Anyone have any idea how to do #3 on:
http://www.bioalgorithms.info/moodle...ks/hw0/hw0.pdf
My professor said she solved it using a checkerboard.
Thanks.
Shouldn't be. I certainly did not need a password.
http://www.bioalgorithms.info/moodle...ks/hw0/hw0.pdf
Hmm. Not sure why you're getting a password. I can type it out if need be.
Two players play the following game with two “chromosomes” of length
n and m nucleotides. At every turn a player can destroy one of the chromosomes and break another one into two nonempty parts. For example, the first player can destroy a chromosome of length n and break another chromosome into two chromosomes of length m/3 and m − m/3 . The player left with two single-nucleotide chromosomes loses.
Who will win? Describe the winning strategy for each n and m.
Solve the game backwards as in this thread and this one.
I spent some more time looking at the problem. I tried doing a 13 by 13 matrix.
I got the following:
...and the pattern just repeats.Code:LWLWLWLWLWLWL WWWWWWWWWWWWW LWLWLWLWLWLWL WWWWWWWWWWWWW LWLWLWLWLWLWL WWWWWWWWWWWWW LWLWLWLWLWLWL
Assuming this is right, I think the strategy would be to give your opponent a pile of odd # nucleotides and another pile of odd nucleotides; if you give your opponent a pile of even and a pile of odd, they will win (assuming they know the strategy). Player one will always win if he goes first (will win if at least one chromosome pile has an even number of nucleotides). Player 2 will always win if the start piles both have an odd # of nucleotides.
I think your solution is correct as is. The m/3 restriction is not needed.
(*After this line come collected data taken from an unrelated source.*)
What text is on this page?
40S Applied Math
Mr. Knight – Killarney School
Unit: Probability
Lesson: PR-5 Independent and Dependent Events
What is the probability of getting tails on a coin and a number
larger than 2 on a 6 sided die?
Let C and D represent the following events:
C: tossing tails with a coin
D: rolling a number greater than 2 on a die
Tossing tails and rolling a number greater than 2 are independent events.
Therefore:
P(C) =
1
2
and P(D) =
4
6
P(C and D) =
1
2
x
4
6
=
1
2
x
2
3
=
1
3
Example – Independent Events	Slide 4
A simple proof by induction is possible. Establish the base case that a 2-pile is a winning position and a 3-pile is a losing one. Then for n > 3, an n-pile with n even is winning because it breaks into two odd piles, both of which are losing for the opponent. An n-pile with n odd is losing because it must break into an even pile and an odd pile. The even pile is a winning one for the opponent.